Log In Registration

To the Moon

by Ali Hibbs on February 16, 2012


This past year has seen a sudden craze for pioneering French filmmaker Georges Méliès—a mere 110 years after he released his most famous film, A Trip to the Moon. Méliès and his work, of course, are the basis for Martin Scorsese’s film Hugo (itself an adaptation of the graphic novel The Invention of Hugo Cabret). And as that film awaits judgement for the Best Picture category at this year’s Academy Awards, French electronic duo Air have revisited the 1902 film, widely considered the first in the sci-fi genre, for sonic inspiration.

The subject matter couldn’t better suit Air’s propensity for space-rock drum kits and hovering melodic synthesizers. For more than 15 years, Nicolas Godin and Jean-Benoît Dunckel have been exploring science-fiction themes on records like Talkie Walkie, 10,000 Hz Legend and, what might even be considered a sort of prequel, their ’98 debut LP Moon Safari. Film scoring, too, is nothing new to Air. In 2000, they received acclaim for their soundtrack to The Virgin Suicides. The nature of Le Voyage Dans La Lune, however, is slightly different. Using the silent, hand-colorized 14-minute film as their starting point, the band penned 11 tunes that come in at 31 minutes, more than twice the duration of the film.
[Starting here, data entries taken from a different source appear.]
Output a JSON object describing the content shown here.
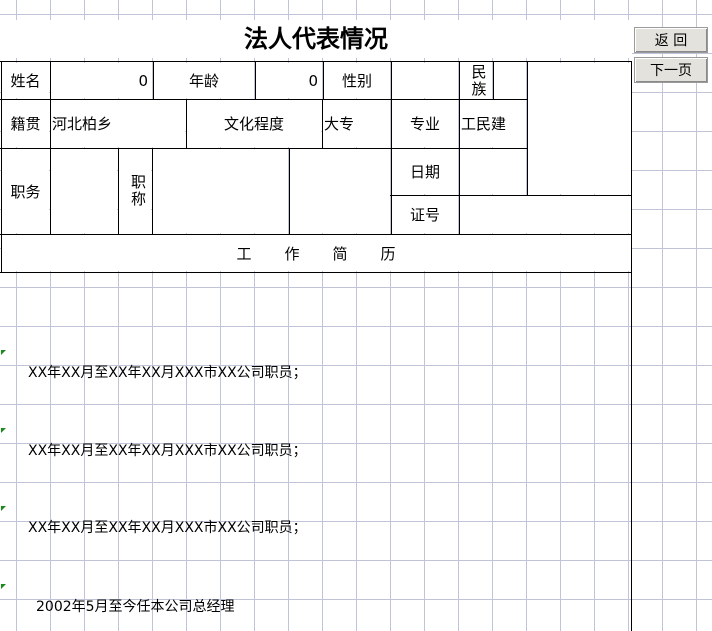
{
  "title": "法人代表情况",
  "buttons": {
    "back": "返    回",
    "next": "下一页"
  },
  "row1": {
    "name_label": "姓名",
    "name_value": "0",
    "age_label": "年龄",
    "age_value": "0",
    "gender_label": "性别",
    "gender_value": "",
    "ethnic_label": "民族",
    "ethnic_value": ""
  },
  "row2": {
    "native_label": "籍贯",
    "native_value": "河北柏乡",
    "education_label": "文化程度",
    "education_value": "大专",
    "major_label": "专业",
    "major_value": "工民建"
  },
  "row3": {
    "position_label": "职务",
    "title_label": "职称",
    "date_label": "日期",
    "cert_label": "证号"
  },
  "resume_header": "工　　作　　简　　历",
  "resume_lines": [
    "XX年XX月至XX年XX月XXX市XX公司职员；",
    "XX年XX月至XX年XX月XXX市XX公司职员；",
    "XX年XX月至XX年XX月XXX市XX公司职员；",
    "2002年5月至今任本公司总经理"
  ]
}
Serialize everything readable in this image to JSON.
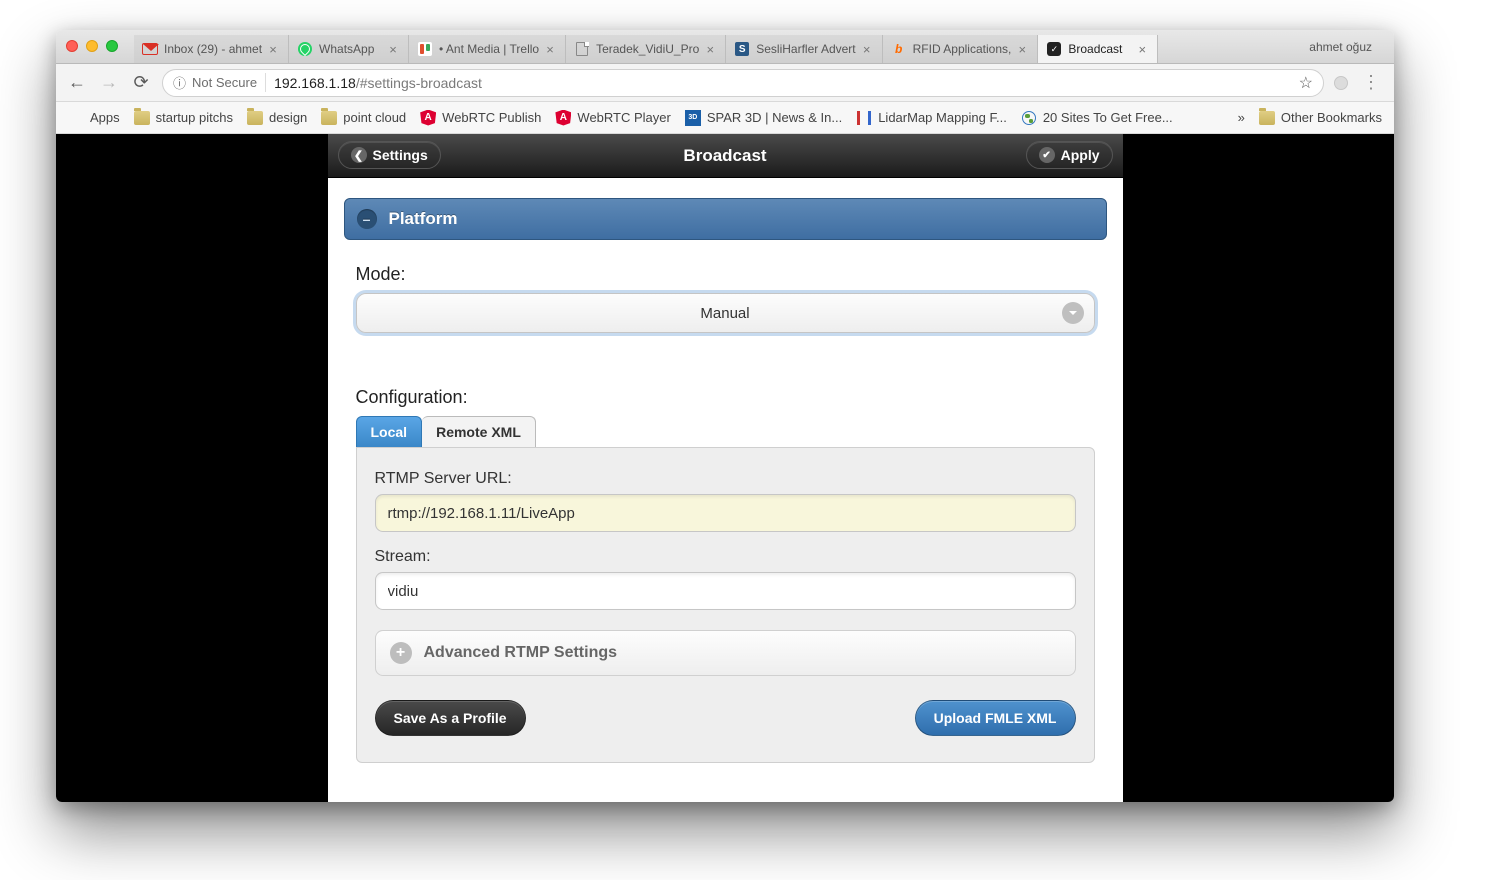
{
  "profile_name": "ahmet oğuz",
  "tabs": [
    {
      "label": "Inbox (29) - ahmet",
      "icon": "gmail"
    },
    {
      "label": "WhatsApp",
      "icon": "whatsapp"
    },
    {
      "label": "• Ant Media | Trello",
      "icon": "trello"
    },
    {
      "label": "Teradek_VidiU_Pro",
      "icon": "doc"
    },
    {
      "label": "SesliHarfler Advert",
      "icon": "s"
    },
    {
      "label": "RFID Applications,",
      "icon": "b"
    },
    {
      "label": "Broadcast",
      "icon": "broadcast",
      "active": true
    }
  ],
  "omnibox": {
    "insecure_label": "Not Secure",
    "host": "192.168.1.18",
    "path": "/#settings-broadcast"
  },
  "bookmarks": {
    "apps": "Apps",
    "items": [
      {
        "label": "startup pitchs",
        "icon": "folder"
      },
      {
        "label": "design",
        "icon": "folder"
      },
      {
        "label": "point cloud",
        "icon": "folder"
      },
      {
        "label": "WebRTC Publish",
        "icon": "angular"
      },
      {
        "label": "WebRTC Player",
        "icon": "angular"
      },
      {
        "label": "SPAR 3D | News & In...",
        "icon": "spar"
      },
      {
        "label": "LidarMap Mapping F...",
        "icon": "lidar"
      },
      {
        "label": "20 Sites To Get Free...",
        "icon": "globe"
      }
    ],
    "overflow": "»",
    "other": "Other Bookmarks"
  },
  "app": {
    "back_label": "Settings",
    "title": "Broadcast",
    "apply_label": "Apply",
    "panel_title": "Platform",
    "mode_label": "Mode:",
    "mode_value": "Manual",
    "config_label": "Configuration:",
    "config_tabs": {
      "local": "Local",
      "remote": "Remote XML"
    },
    "rtmp_label": "RTMP Server URL:",
    "rtmp_value": "rtmp://192.168.1.11/LiveApp",
    "stream_label": "Stream:",
    "stream_value": "vidiu",
    "advanced_label": "Advanced RTMP Settings",
    "save_profile": "Save As a Profile",
    "upload_xml": "Upload FMLE XML"
  }
}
Therefore, the record is an extrapolated collection of themes and effects the band composed to first suit the onscreen action. An iTunes download of the record will also get you the soundtracked film, which reveals a much clearer sense of narrative than does the full album version.
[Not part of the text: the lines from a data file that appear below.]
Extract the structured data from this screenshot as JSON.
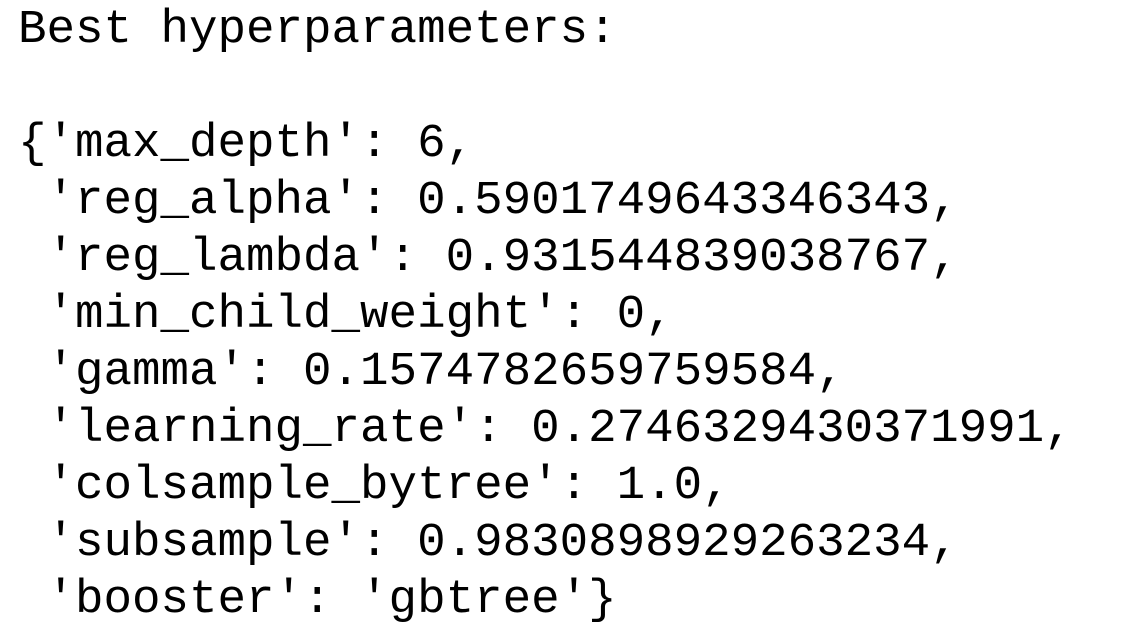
{
  "output": {
    "heading": "Best hyperparameters:",
    "lines": [
      "{'max_depth': 6,",
      " 'reg_alpha': 0.5901749643346343,",
      " 'reg_lambda': 0.931544839038767,",
      " 'min_child_weight': 0,",
      " 'gamma': 0.1574782659759584,",
      " 'learning_rate': 0.2746329430371991,",
      " 'colsample_bytree': 1.0,",
      " 'subsample': 0.9830898929263234,",
      " 'booster': 'gbtree'}"
    ]
  }
}
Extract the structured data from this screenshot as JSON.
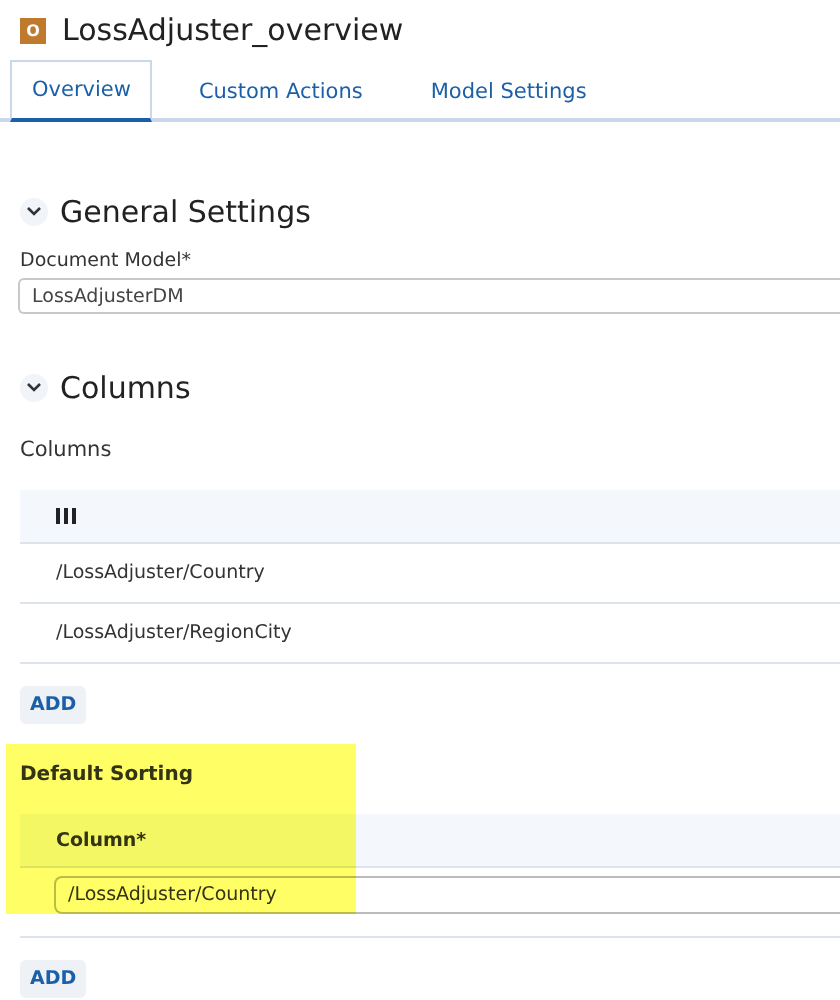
{
  "header": {
    "badge": "O",
    "title": "LossAdjuster_overview"
  },
  "tabs": [
    {
      "label": "Overview",
      "selected": true
    },
    {
      "label": "Custom Actions",
      "selected": false
    },
    {
      "label": "Model Settings",
      "selected": false
    }
  ],
  "general_settings": {
    "title": "General Settings",
    "expanded": true,
    "field_label": "Document Model*",
    "value": "LossAdjusterDM"
  },
  "columns_section": {
    "title": "Columns",
    "expanded": true,
    "label": "Columns",
    "rows": [
      "/LossAdjuster/Country",
      "/LossAdjuster/RegionCity"
    ],
    "add_button": "ADD"
  },
  "default_sorting": {
    "label": "Default Sorting",
    "highlighted": true,
    "column_header": "Column*",
    "value": "/LossAdjuster/Country",
    "add_button": "ADD"
  }
}
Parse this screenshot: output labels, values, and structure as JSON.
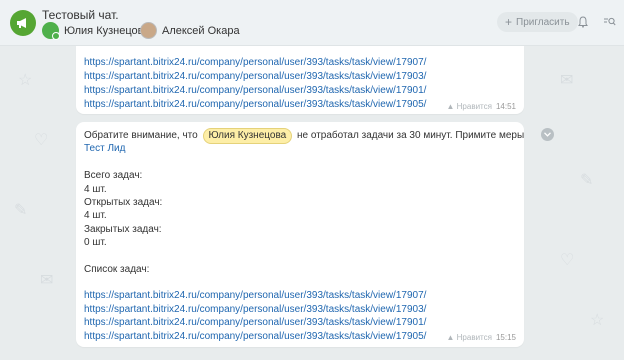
{
  "header": {
    "title": "Тестовый чат.",
    "members": [
      {
        "name": "Юлия Кузнецова"
      },
      {
        "name": "Алексей Окара"
      }
    ],
    "invite_label": "Пригласить",
    "icons": [
      "megaphone-icon",
      "bell-icon",
      "search-icon"
    ]
  },
  "messages": [
    {
      "links": [
        "https://spartant.bitrix24.ru/company/personal/user/393/tasks/task/view/17907/",
        "https://spartant.bitrix24.ru/company/personal/user/393/tasks/task/view/17903/",
        "https://spartant.bitrix24.ru/company/personal/user/393/tasks/task/view/17901/",
        "https://spartant.bitrix24.ru/company/personal/user/393/tasks/task/view/17905/"
      ],
      "like_label": "Нравится",
      "time": "14:51"
    },
    {
      "intro_before": "Обратите внимание, что",
      "mention": "Юлия Кузнецова",
      "intro_after": "не отработал задачи за 30 минут. Примите меры",
      "mention_link": "Тест Лид",
      "stats": [
        "Всего задач:",
        "4 шт.",
        "Открытых задач:",
        "4 шт.",
        "Закрытых задач:",
        "0 шт."
      ],
      "list_title": "Список задач:",
      "links": [
        "https://spartant.bitrix24.ru/company/personal/user/393/tasks/task/view/17907/",
        "https://spartant.bitrix24.ru/company/personal/user/393/tasks/task/view/17903/",
        "https://spartant.bitrix24.ru/company/personal/user/393/tasks/task/view/17901/",
        "https://spartant.bitrix24.ru/company/personal/user/393/tasks/task/view/17905/"
      ],
      "like_label": "Нравится",
      "time": "15:15"
    }
  ],
  "colors": {
    "accent_link": "#2067b0",
    "mention_bg": "#fdeea7",
    "online_green": "#4fb04b"
  }
}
“Astronomic Club” enters with a foreboding march of kettle drums as Méliès’ band of astronomers plot a mission to the moon and go about constructing their craft. Tracks such as “Décollage” and “Retour sur terre” serve as the connective tissue both on the record and film, atmospherically illustrating Méliès’ gorgeous sets as the narrative builds to a climax. The centerpiece of both mediums is “Sonic Armada,” an infectiously groovy synthesizer workout reminiscent of Herbie Hancock’s Headhunters era, which perfectly illustrates the astronomers’ battle with the Selenite moon men and eventual escape back to Earth. Highlights from the album version are, no doubt, “Seven Stars,” a Bowie-esque space anthem featuring Beach House’s Victoria Legrand, and the fractured, haunting bilingual “Who Am I Now?” featuring Brooklyn’s Au Revoir Simone. “Parade,” the record’s most triumphant instrumental, comes four tracks in, but serves as a perfect closing to the film, as the top-hatted astronomers return home to oversized medals. It’s the original steampunk dance party.